The coach explained that he's using Weightman as his “ninth or tenth bat.” He starts “one out of every three or four games” in the outfield and is also being used as a pinch hitter and pinch runner.
Weightman, who did not see much playing time his first two seasons, is embracing the role.
“I'm glad to help the team in any way I can,” he said. “Whenever I get the chance, I have to try to make the most of them.”
Like any competitor, he does hope to earn a full-time starting job as soon as he can.
“That's definitely a goal,” he said. “That's what I'm trying to work for in practice.
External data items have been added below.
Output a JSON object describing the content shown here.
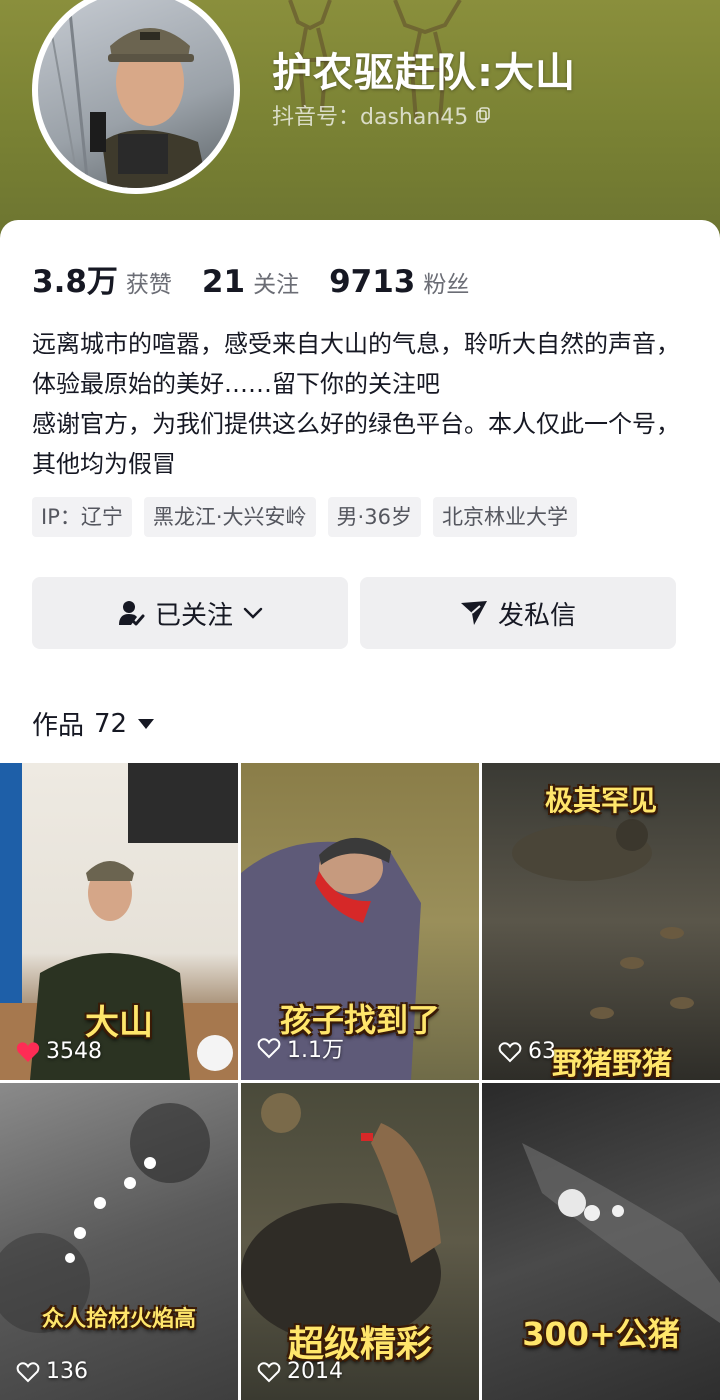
{
  "profile": {
    "name": "护农驱赶队:大山",
    "douyin_id": "抖音号：dashan45"
  },
  "stats": [
    {
      "value": "3.8万",
      "label": "获赞"
    },
    {
      "value": "21",
      "label": "关注"
    },
    {
      "value": "9713",
      "label": "粉丝"
    }
  ],
  "bio": "远离城市的喧嚣，感受来自大山的气息，聆听大自然的声音，体验最原始的美好……留下你的关注吧\n感谢官方，为我们提供这么好的绿色平台。本人仅此一个号，其他均为假冒",
  "tags": [
    "IP：辽宁",
    "黑龙江·大兴安岭",
    "男·36岁",
    "北京林业大学"
  ],
  "actions": {
    "follow_label": "已关注",
    "message_label": "发私信"
  },
  "works": {
    "label": "作品",
    "count": "72"
  },
  "videos": [
    {
      "title": "大山",
      "likes": "3548",
      "liked": true
    },
    {
      "title": "孩子找到了",
      "likes": "1.1万",
      "liked": false
    },
    {
      "title_top": "极其罕见",
      "title": "野猪野猪",
      "likes": "63",
      "liked": false
    },
    {
      "title": "众人拾材火焰高",
      "likes": "136",
      "liked": false
    },
    {
      "title": "超级精彩",
      "likes": "2014",
      "liked": false
    },
    {
      "title": "300+公猪",
      "likes": "",
      "liked": false
    }
  ],
  "colors": {
    "like_red": "#fe2c55",
    "title_yellow": "#ffe66b",
    "hero_green": "#7b8334"
  },
  "icons": [
    "copy-icon",
    "user-check-icon",
    "chevron-down-icon",
    "send-icon",
    "caret-down-icon",
    "heart-icon"
  ]
}
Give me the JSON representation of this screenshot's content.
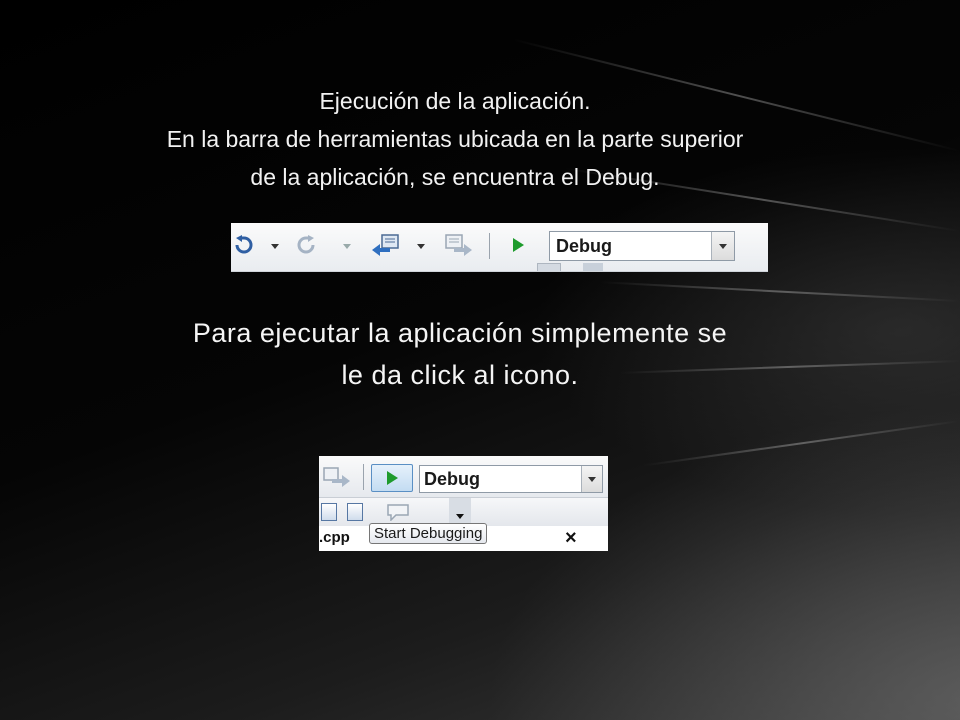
{
  "slide": {
    "heading_lines": [
      "Ejecución de la aplicación.",
      "En la barra de herramientas ubicada en la parte superior",
      "de la aplicación, se encuentra el Debug."
    ],
    "body_lines": [
      "Para ejecutar la aplicación simplemente se",
      "le da click al icono."
    ]
  },
  "toolbar_top": {
    "configuration_value": "Debug",
    "icons": [
      "undo-icon",
      "redo-icon",
      "navigate-backward-icon",
      "navigate-forward-icon",
      "start-debugging-icon"
    ]
  },
  "toolbar_zoom": {
    "configuration_value": "Debug",
    "tooltip": "Start Debugging",
    "file_tab": ".cpp",
    "close_glyph": "×"
  },
  "colors": {
    "play_green": "#1e9b2d",
    "highlight_border": "#5a8fc4",
    "text": "#f2f2f2"
  }
}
If I keep working, hopefully something will happen when the time is right.”
Sudbrook is excited about the big-time potential in Weightman.
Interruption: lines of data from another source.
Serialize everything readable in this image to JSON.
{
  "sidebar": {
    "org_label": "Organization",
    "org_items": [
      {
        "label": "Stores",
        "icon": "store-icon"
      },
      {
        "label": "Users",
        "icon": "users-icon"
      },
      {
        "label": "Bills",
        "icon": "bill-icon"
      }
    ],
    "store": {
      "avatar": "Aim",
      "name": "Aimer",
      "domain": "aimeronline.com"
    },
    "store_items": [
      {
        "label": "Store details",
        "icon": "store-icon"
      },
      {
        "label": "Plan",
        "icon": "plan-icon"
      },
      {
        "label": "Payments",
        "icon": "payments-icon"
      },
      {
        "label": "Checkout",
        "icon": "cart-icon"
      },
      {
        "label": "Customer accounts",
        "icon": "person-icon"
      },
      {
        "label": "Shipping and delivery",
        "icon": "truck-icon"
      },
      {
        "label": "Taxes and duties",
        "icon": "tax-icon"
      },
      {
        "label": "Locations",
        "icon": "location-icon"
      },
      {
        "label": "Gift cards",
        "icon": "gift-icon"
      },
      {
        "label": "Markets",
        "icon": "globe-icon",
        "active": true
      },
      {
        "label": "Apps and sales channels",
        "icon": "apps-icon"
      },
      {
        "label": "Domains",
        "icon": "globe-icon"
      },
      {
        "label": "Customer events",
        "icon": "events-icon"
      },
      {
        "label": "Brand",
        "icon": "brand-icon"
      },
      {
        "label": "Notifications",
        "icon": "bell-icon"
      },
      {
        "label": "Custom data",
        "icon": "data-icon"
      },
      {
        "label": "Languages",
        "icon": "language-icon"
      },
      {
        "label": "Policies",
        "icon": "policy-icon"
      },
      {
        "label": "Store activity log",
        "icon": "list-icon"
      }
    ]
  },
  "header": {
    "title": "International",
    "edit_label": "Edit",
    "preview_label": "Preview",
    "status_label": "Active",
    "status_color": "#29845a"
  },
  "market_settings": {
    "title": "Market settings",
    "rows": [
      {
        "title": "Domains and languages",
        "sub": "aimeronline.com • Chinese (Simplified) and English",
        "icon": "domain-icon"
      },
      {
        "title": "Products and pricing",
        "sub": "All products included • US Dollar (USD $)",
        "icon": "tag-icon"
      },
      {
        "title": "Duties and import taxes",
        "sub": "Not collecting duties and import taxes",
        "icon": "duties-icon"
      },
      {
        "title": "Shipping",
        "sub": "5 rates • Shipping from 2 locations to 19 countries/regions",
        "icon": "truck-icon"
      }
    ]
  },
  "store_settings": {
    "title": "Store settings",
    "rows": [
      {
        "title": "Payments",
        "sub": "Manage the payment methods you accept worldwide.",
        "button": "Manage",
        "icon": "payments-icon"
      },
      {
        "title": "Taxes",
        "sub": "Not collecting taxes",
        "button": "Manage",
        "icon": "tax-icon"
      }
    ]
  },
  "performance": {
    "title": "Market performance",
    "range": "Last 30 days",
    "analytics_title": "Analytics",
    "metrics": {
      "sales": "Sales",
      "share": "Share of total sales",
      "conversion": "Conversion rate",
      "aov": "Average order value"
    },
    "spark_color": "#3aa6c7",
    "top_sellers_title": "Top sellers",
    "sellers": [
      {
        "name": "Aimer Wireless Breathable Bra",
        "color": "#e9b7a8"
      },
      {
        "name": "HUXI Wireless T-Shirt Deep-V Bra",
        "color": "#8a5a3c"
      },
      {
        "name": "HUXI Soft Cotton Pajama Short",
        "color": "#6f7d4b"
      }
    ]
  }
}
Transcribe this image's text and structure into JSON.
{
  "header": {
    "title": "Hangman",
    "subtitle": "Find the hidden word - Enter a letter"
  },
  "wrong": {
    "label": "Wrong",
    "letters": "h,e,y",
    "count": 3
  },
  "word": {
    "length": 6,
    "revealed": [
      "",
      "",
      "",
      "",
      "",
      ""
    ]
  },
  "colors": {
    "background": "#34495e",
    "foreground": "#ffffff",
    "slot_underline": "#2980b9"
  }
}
“You can't teach someone to run like that,” said Sudbrook. “You can't teach someone bat speed. It's really just a matter of him getting comfortable at the plate. I certainly believe he can become an everyday player.
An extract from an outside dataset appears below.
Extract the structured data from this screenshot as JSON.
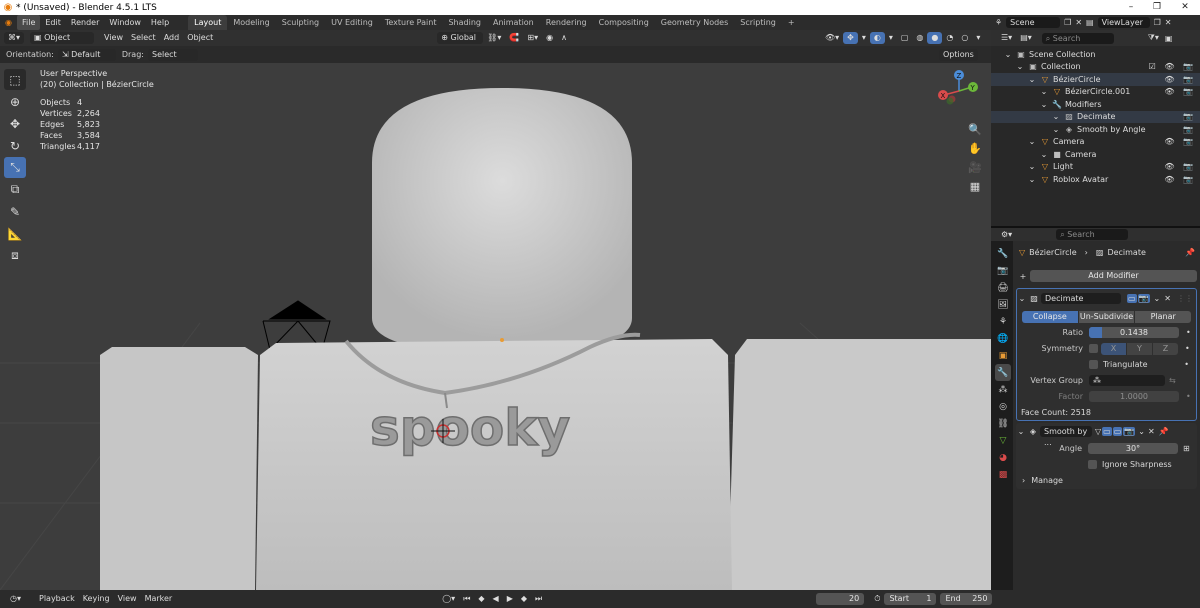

“He also a class kid, a good student. He's good in the weight room. He has none of those negatives that would prevent him from doing it.”
Right now, Weightman's focus is on helping the current St. Bonaventure team, which entered the week with a 5-11 record. Weightman said the talent is there for the Bonnies to compete in the Atlantic 10 Conference. Specifically, they have a goal of finishing among the top seven in the regular season, which would get them a spot in the post-season A-10 tournament.
“That's what we're going for,” said Weightman. “If we don't make it to the tournament, it will be a disappointment. And we feel like, once we make it there, we can do some damage.”
Lago's season ends
Jeannette area native Matt Lago's impressive run into the wrestling post-season ended earlier this month at the National Collegiate Wrestling Association's national championship tournament.
Lago, a Penn-Trafford graduate and sophomore on the Penn State Greater Allegheny team, wrestled in the 149-pound weight class at the event, where the top grapplers from non-NCAA colleges competed.
Lago received a bye in the first round, then wrestled William Hodges of Texas State, losing by fall in 3:49. Lago then moved into the consolation bracket, received another bye, but fell to Matt Shimmer of the State University of New York to end his season. He finished with a 20-16 record.
While he's just a sophomore, this will likely be Lago's last run at NCWA nationals. The actuary science major is due to transfer to main campus either in time for the fall or, at the latest, next spring. That means he has, at most, just one more partial season at the Greater Allegheny program, if any time at all.
When he does transfer to main campus — which boasts the NCAA Division I Nittany Lions — Lago may wrestle on the school's club team, but he has yet to decide for sure.
“I'm not sure (if I'll wrestle at Penn State), but it's great being a part of this program,” he said. “We have a bunch of guys who came in together, and we're pushing each other.”
Brian Knavish is a freelance writer.